Grundsätzlich sind zwei Lösungs­ansätze erkennbar: Zum einen werden zukünftig ohnehin mehr Menschen im städtischen Ballungsraum wohnen, was dazu führt, dass die ­Agglomeriationsgürtel wachsen. Die Planer versuchen diesen Vorgang zu versüssen mit der Aufwertung von städtisch peripheren Zentren, Pärken etc. Es wäre aber auch denkbar, die ­regionalen Zentren wieder vermehrt aufzuwerten, durch die Auslagerung von Arbeitsplätzen und Institutionen. Wer heute Glarus oder Grenchen besucht wird erkennen, dass diese Innenstädte nicht gerade vom Siedlungsdruck erdrückt werden und dass etliche Geschäfte leer stehen. Wäre es im Zeitalter der digitalen ­Arbeit nicht auch möglich, den eher peripher gelegenen Orten, die durchaus ihren Charme besitzen, wieder Leben einzuhauchen? Die Lösung für den Umgang mit dem knappen Gut Boden wird wohl eine Mischung aus beiden Lösungsansätzen sein.

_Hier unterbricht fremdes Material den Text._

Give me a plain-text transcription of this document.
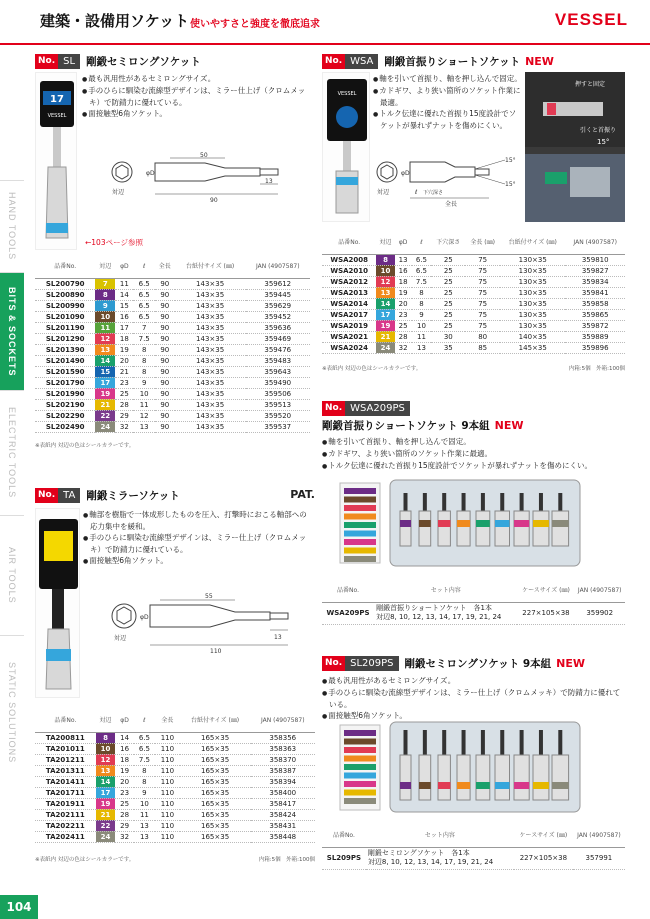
建築・設備用ソケット 使いやすさと強度を徹底追求	VESSEL
HAND TOOLS
BITS & SOCKETS
ELECTRIC TOOLS
AIR TOOLS
STATIC SOLUTIONS
No. SL	剛鍛セミロングソケット
17
VESSEL
● 最も汎用性があるセミロングサイズ。
● 手のひらに馴染む流線型デザインは、ミラー仕上げ（クロムメッキ）で防錆力に優れている。
● 面接触型6角ソケット。
50
13
90
φD
対辺
←103ページ参照
品番No.	対辺	φD	ℓ	全長	台紙付サイズ (㎜)	JAN (4907587)
SL200790	7	11	6.5	90	143×35	359612
SL200890	8	14	6.5	90	143×35	359445
SL200990	9	15	6.5	90	143×35	359629
SL201090	10	16	6.5	90	143×35	359452
SL201190	11	17	7	90	143×35	359636
SL201290	12	18	7.5	90	143×35	359469
SL201390	13	19	8	90	143×35	359476
SL201490	14	20	8	90	143×35	359483
SL201590	15	21	8	90	143×35	359643
SL201790	17	23	9	90	143×35	359490
SL201990	19	25	10	90	143×35	359506
SL202190	21	28	11	90	143×35	359513
SL202290	22	29	12	90	143×35	359520
SL202490	24	32	13	90	143×35	359537
※表紙内 対辺の色はシールカラーです。
No. TA	剛鍛ミラーソケット	PAT.
● 軸部を樹脂で一体成形したものを圧入、打撃時におこる軸部への応力集中を緩和。
● 手のひらに馴染む流線型デザインは、ミラー仕上げ（クロムメッキ）で防錆力に優れている。
● 面接触型6角ソケット。
55
13
110
φD
対辺
品番No.	対辺	φD	ℓ	全長	台紙付サイズ (㎜)	JAN (4907587)
TA200811	8	14	6.5	110	165×35	358356
TA201011	10	16	6.5	110	165×35	358363
TA201211	12	18	7.5	110	165×35	358370
TA201311	13	19	8	110	165×35	358387
TA201411	14	20	8	110	165×35	358394
TA201711	17	23	9	110	165×35	358400
TA201911	19	25	10	110	165×35	358417
TA202111	21	28	11	110	165×35	358424
TA202211	22	29	13	110	165×35	358431
TA202411	24	32	13	110	165×35	358448
※表紙内 対辺の色はシールカラーです。	内箱:5個　外箱:100個
No. WSA	剛鍛首振りショートソケット NEW
VESSEL
● 軸を引いて首振り、軸を押し込んで固定。
● カドギワ、より狭い箇所のソケット作業に最適。
● トルク伝達に優れた首振り15度設計でソケットが暴れずナットを傷めにくい。
押すと固定
引くと首振り
15°
15°
15°
全長
φD
対辺	ℓ 下穴深さ
品番No.	対辺	φD	ℓ	下穴深さ	全長 (㎜)	台紙付サイズ (㎜)	JAN (4907587)
WSA2008	8	13	6.5	25	75	130×35	359810
WSA2010	10	16	6.5	25	75	130×35	359827
WSA2012	12	18	7.5	25	75	130×35	359834
WSA2013	13	19	8	25	75	130×35	359841
WSA2014	14	20	8	25	75	130×35	359858
WSA2017	17	23	9	25	75	130×35	359865
WSA2019	19	25	10	25	75	130×35	359872
WSA2021	21	28	11	30	80	140×35	359889
WSA2024	24	32	13	35	85	145×35	359896
※表紙内 対辺の色はシールカラーです。	内箱:5個　外箱:100個
No. WSA209PS
剛鍛首振りショートソケット 9本組 NEW
● 軸を引いて首振り、軸を押し込んで固定。
● カドギワ、より狭い箇所のソケット作業に最適。
● トルク伝達に優れた首振り15度設計でソケットが暴れずナットを傷めにくい。
品番No.	セット内容	ケースサイズ (㎜)	JAN (4907587)
WSA209PS	剛鍛首振りショートソケット　各1本
対辺8, 10, 12, 13, 14, 17, 19, 21, 24	227×105×38	359902
No. SL209PS	剛鍛セミロングソケット 9本組 NEW
● 最も汎用性があるセミロングサイズ。
● 手のひらに馴染む流線型デザインは、ミラー仕上げ（クロムメッキ）で防錆力に優れている。
● 面接触型6角ソケット。
品番No.	セット内容	ケースサイズ (㎜)	JAN (4907587)
SL209PS	剛鍛セミロングソケット　各1本
対辺8, 10, 12, 13, 14, 17, 19, 21, 24	227×105×38	357991
104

Das Beispiel unserer Altstadt zeigt in einer Langzeitstudie auf, was dabei unter keinen Umständen vergessen geraten darf: Dass mit den gewach­senen Quartierstrukturen behutsam umgegangen werden muss und dass nicht jedes Quartier einfach nach­verdichtet werden kann.

Als kleiner Junge bin ich einmal an ­einer Hochzeit eingeschlafen – ausgerechnet unter dem Flügel der Band, die zum Tanz aufspielte. In ähnlicher Weise fühle ich mich auch heute noch sehr wohl, wenn ich mich zum Schlafen lege und im Hintergrund den «hustle and bustle» der Stadt höre und fühle, die Ruhe im Auge des Sturms gewissermassen. So gesehen kann ich dem Schlagwort vom Dichtestress nicht allzu viel abgewinnen, im Gegenteil.

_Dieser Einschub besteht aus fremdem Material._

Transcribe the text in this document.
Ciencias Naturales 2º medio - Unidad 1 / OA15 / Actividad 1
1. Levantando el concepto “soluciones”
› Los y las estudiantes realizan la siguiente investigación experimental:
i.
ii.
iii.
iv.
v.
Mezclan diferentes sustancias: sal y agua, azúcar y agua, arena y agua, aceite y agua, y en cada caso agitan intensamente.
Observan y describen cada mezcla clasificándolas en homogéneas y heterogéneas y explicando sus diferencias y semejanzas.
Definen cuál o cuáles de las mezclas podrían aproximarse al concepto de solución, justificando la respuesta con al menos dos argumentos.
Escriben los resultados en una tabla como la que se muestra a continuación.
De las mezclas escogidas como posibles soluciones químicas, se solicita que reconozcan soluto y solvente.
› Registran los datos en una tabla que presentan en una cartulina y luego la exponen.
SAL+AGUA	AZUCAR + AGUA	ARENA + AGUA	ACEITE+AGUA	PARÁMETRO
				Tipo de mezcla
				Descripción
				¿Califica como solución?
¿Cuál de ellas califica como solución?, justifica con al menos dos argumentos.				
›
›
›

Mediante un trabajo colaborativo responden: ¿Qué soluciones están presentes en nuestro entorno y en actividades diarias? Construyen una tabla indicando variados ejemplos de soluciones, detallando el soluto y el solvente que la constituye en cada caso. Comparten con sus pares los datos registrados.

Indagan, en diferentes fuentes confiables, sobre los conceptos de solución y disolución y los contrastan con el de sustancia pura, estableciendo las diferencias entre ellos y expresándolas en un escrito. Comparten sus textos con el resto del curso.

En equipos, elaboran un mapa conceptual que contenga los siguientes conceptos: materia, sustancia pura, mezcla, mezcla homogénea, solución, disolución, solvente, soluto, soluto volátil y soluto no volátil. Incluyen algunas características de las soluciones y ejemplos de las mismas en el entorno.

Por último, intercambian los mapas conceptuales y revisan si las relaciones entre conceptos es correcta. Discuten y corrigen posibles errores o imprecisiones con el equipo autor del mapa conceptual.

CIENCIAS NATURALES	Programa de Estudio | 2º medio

Ich denke, man sollte beginnen, Dichte und Nähe als Qualität zu begreifen. Die Altstadt ist hierfür ein gutes Beispiel.

Andreas Keller

 

Unser Gastschreiber
Andreas Keller (1973) ist in Herrliberg aufgewachsen und besuchte das Gymnasium Hohe Promenade in Zürich. Das Architekturstudium an der ETH schloss er 1999 ab. Im Jahr 2003 gründete er ein Architekturbüro, an der Gartenstrasse im Kreis 2, das er heute mit einem Partner führt. Das Büro Keller Branzanti Architekten ist seit 2016 an der Oberdorfstrasse ­domiziliert. Andreas Keller macht vor allem Umbauten, viele im historischen Kontext.
2001 zog er in die Altstadt, wo er mit seiner Partnerin Christina Lang und mit den beiden Töchtern Aurelia (8) und Julia (4) lebt. Er segelt Regatten auf dem Zürichsee und ist seit einigen Jahren im Vorstand des Elternvereins Altstadt.